Es sind viele Theorien, woher Patient Null gekommen sei, im Umlauf: “Es gab Spekulationen, dass es von einem bayerischen Geschäftsmann kam. Dann, dass es von der großen Messe für Speiseeis in Rimini (Anm. Fiera del Gelato di Rimini) Mitte Jänner von Geschäftsleuten aus China – konkret aus Wuhan – verbreitet wurde. Diese hatten ihren Stand neben Ausstellern der Lombardei. Diese Eisverkäufer hatten sich später alle schlecht gefühlt”, erzählt er. Hierzu existieren italienische Medienberichte.

“Aber die Theorie, dass es in der Lombardei 50.000 chinesische Schwarzarbeiter in der Textilindustrie gebe, stimmt definitiv nicht. Man hat keine stichhaltigen Beweise gefunden”, ärgert er sich über die Falschmeldung. Es gebe vielleicht in der Lombardei insgesamt 50.000 Chinesen, aber die würden bei Weitem nicht alle in der Textilindustrie arbeiten. Außerdem gebe es in den Orten der Provinz Lombarbei, in denen das Coronavirus stark aufgetreten sei, unterdurchschnittlich wenige Chinesen. „Und gerade in einem der ersten Orte, das war Codogno, wurde Patient 1 diagnostiziert und der Ort sofort abgeriegelt. Dort gibt es 38 gemeldete Chinesen, die allesamt negativ auf Covid-19 getestet wurden.“ Umgekehrt seien im Ort Prato bei Florenz in der Toskana, in dem die meisten chinesischen Textilarbeiter tätig sind, bis jetzt relativ wenige positiv getestete Coronafälle, außerdem sei laut einem Bericht des  italienischen Fernsehens kein Chinese darunter, so Georg S.
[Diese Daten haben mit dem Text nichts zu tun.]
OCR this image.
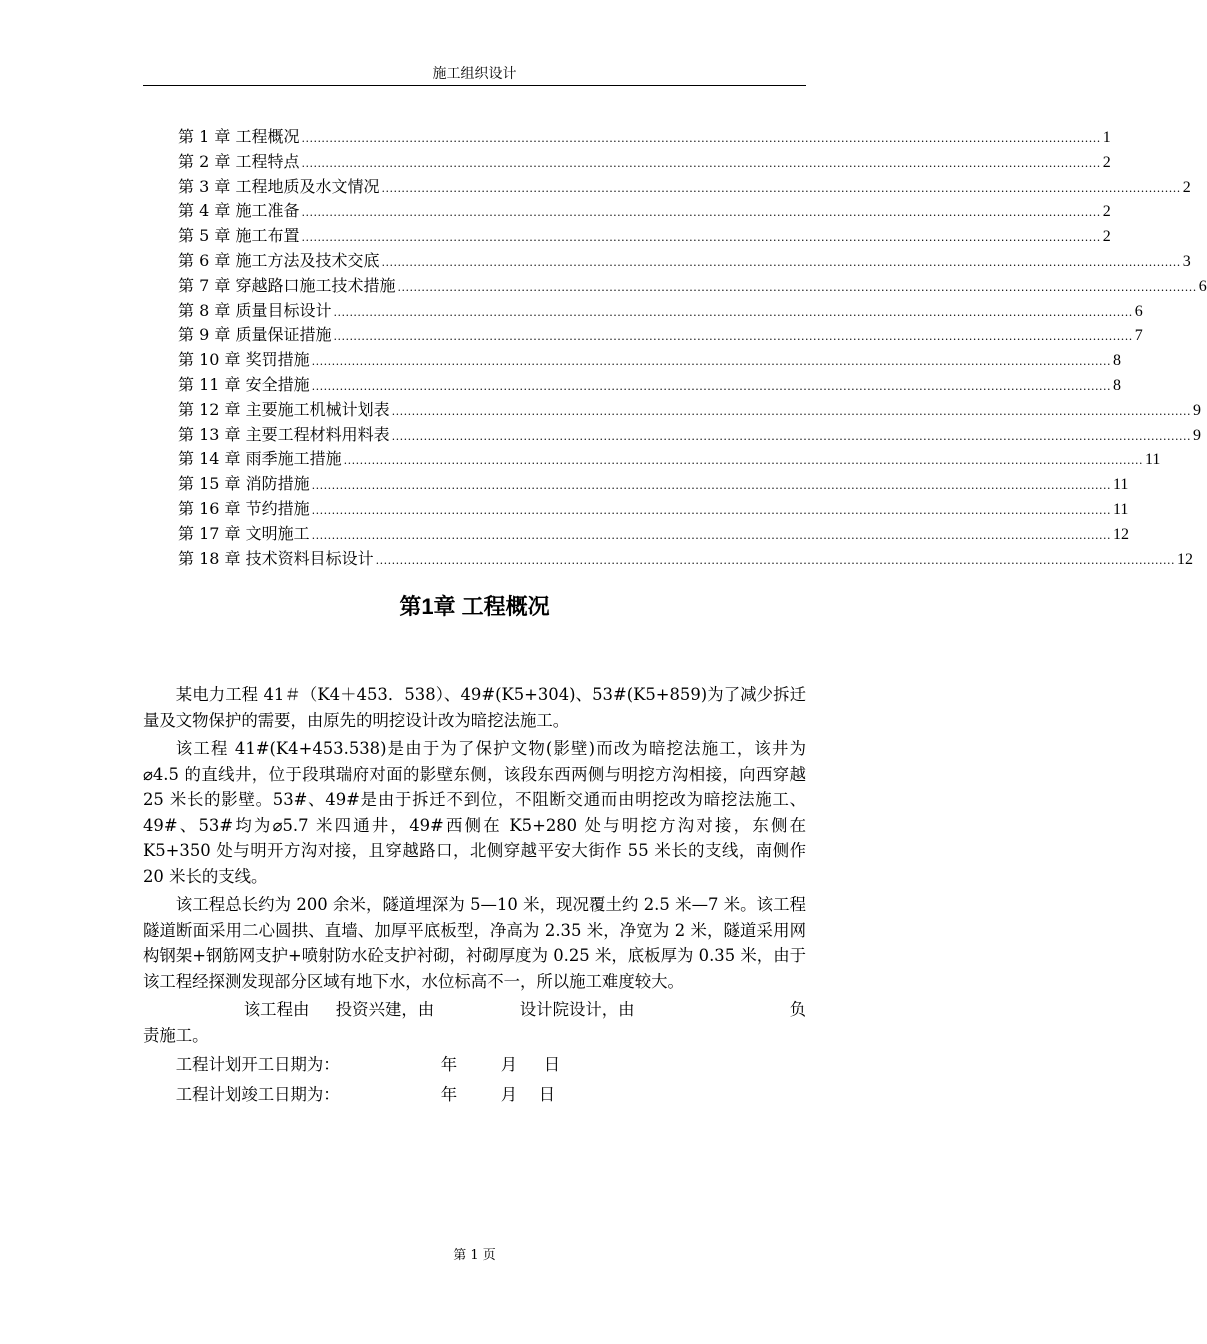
施工组织设计
第 1 章 工程概况 ........................................................................................................................................................................................................ 1
第 2 章 工程特点 ........................................................................................................................................................................................................ 2
第 3 章 工程地质及水文情况 ........................................................................................................................................................................................................ 2
第 4 章 施工准备 ........................................................................................................................................................................................................ 2
第 5 章 施工布置 ........................................................................................................................................................................................................ 2
第 6 章 施工方法及技术交底 ........................................................................................................................................................................................................ 3
第 7 章 穿越路口施工技术措施 ........................................................................................................................................................................................................ 6
第 8 章 质量目标设计 ........................................................................................................................................................................................................ 6
第 9 章 质量保证措施 ........................................................................................................................................................................................................ 7
第 10 章 奖罚措施 ........................................................................................................................................................................................................ 8
第 11 章 安全措施 ........................................................................................................................................................................................................ 8
第 12 章 主要施工机械计划表 ........................................................................................................................................................................................................ 9
第 13 章 主要工程材料用料表 ........................................................................................................................................................................................................ 9
第 14 章 雨季施工措施 ........................................................................................................................................................................................................ 11
第 15 章 消防措施 ........................................................................................................................................................................................................ 11
第 16 章 节约措施 ........................................................................................................................................................................................................ 11
第 17 章 文明施工 ........................................................................................................................................................................................................ 12
第 18 章 技术资料目标设计 ........................................................................................................................................................................................................ 12
第1章 工程概况

某电力工程 41＃（K4＋453．538）、49#(K5+304)、53#(K5+859)为了减少拆迁量及文物保护的需要，由原先的明挖设计改为暗挖法施工。

该工程 41#(K4+453.538)是由于为了保护文物(影壁)而改为暗挖法施工，该井为⌀4.5 的直线井，位于段琪瑞府对面的影壁东侧，该段东西两侧与明挖方沟相接，向西穿越 25 米长的影壁。53#、49#是由于拆迁不到位，不阻断交通而由明挖改为暗挖法施工、49#、53#均为⌀5.7 米四通井，49#西侧在 K5+280 处与明挖方沟对接，东侧在 K5+350 处与明开方沟对接，且穿越路口，北侧穿越平安大街作 55 米长的支线，南侧作 20 米长的支线。

该工程总长约为 200 余米，隧道埋深为 5—10 米，现况覆土约 2.5 米—7 米。该工程隧道断面采用二心圆拱、直墙、加厚平底板型，净高为 2.35 米，净宽为 2 米，隧道采用网构钢架+钢筋网支护+喷射防水砼支护衬砌，衬砌厚度为 0.25 米，底板厚为 0.35 米，由于该工程经探测发现部分区域有地下水，水位标高不一，所以施工难度较大。

该工程由	投资兴建，由	设计院设计，由	负
责施工。
工程计划开工日期为：	年	月	日
工程计划竣工日期为：	年	月	日
第 1 页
“Die Fake-News über chinesische Textilarbeiter (Anm. als Corona-Überträger) wurde anfangs von rechtsextremen Medien und Seiten zirkuliert und auch von Twitter-Accounts von einzelnen Vertretern der italienischen Lega und der FPÖ übernommen.” Es gäbe keine Indizien und genaueren Untersuchungen, die diese ‘Theorie’ gestützt hätten. Georg S.: “Uns haben Freunde aus Österreich vor einer Woche auf das Thema angesprochen. Einige Menschen hatten hier in Italien, als das Virus Ende Jänner in China voll ausgebrochen war, klar rassistische Auswüchse gegen Chinesen, die in Italien leben, erkennen lassen. Worüber die italienischen Medien berichteten: Eltern schickten zum Beispiel ihre Kinder nicht mehr zur Schule, wenn in den Klassen chinesische Kinder waren. Am Konservatorium in Rom sind alle asiatischen Schüler suspendiert worden.“ Unter den ersten positiv Getesteten sei laut dem Auslandsösterreicher ein chinesisches Touristenpaar gewesen, die wieder genesen nach China abgereist sind. Dass die Volksrepublik Schutzausrüstung und Ärzte nach Italien entsandte, wurde in Italien sehr positiv kommentiert. Da betreibe China, so S., eine geschickte PR-Aktion.

“Das Gesundheitssystem ist in der Lombardei nicht schlecht, laut OECD hat Italien aber gesamt weniger Intensivbetten als Österreich. Die Zahlen sind dermaßen explodiert, dass jedes System überfordert wäre. Die Italiener stehen zu einem großen Teil hinter den Maßnahmen.” Auch die Kritik, die Italiener hätten zu spät und halbherzig reagiert, dementiert er. Nach den ersten Fällen hätten die Italiener streng reagiert. Die Präsidenten der Lombardei hätten eher zu noch schärferen Maßnahmen aufgerufen als die Bundesregierung. “Es murrt hier niemand, dass Parks gesperrt sind. Die Disziplin vor den Supermärkten, mit großem Abstand der Wartenden, ist sehr gut”, so der Auslandsösterreicher.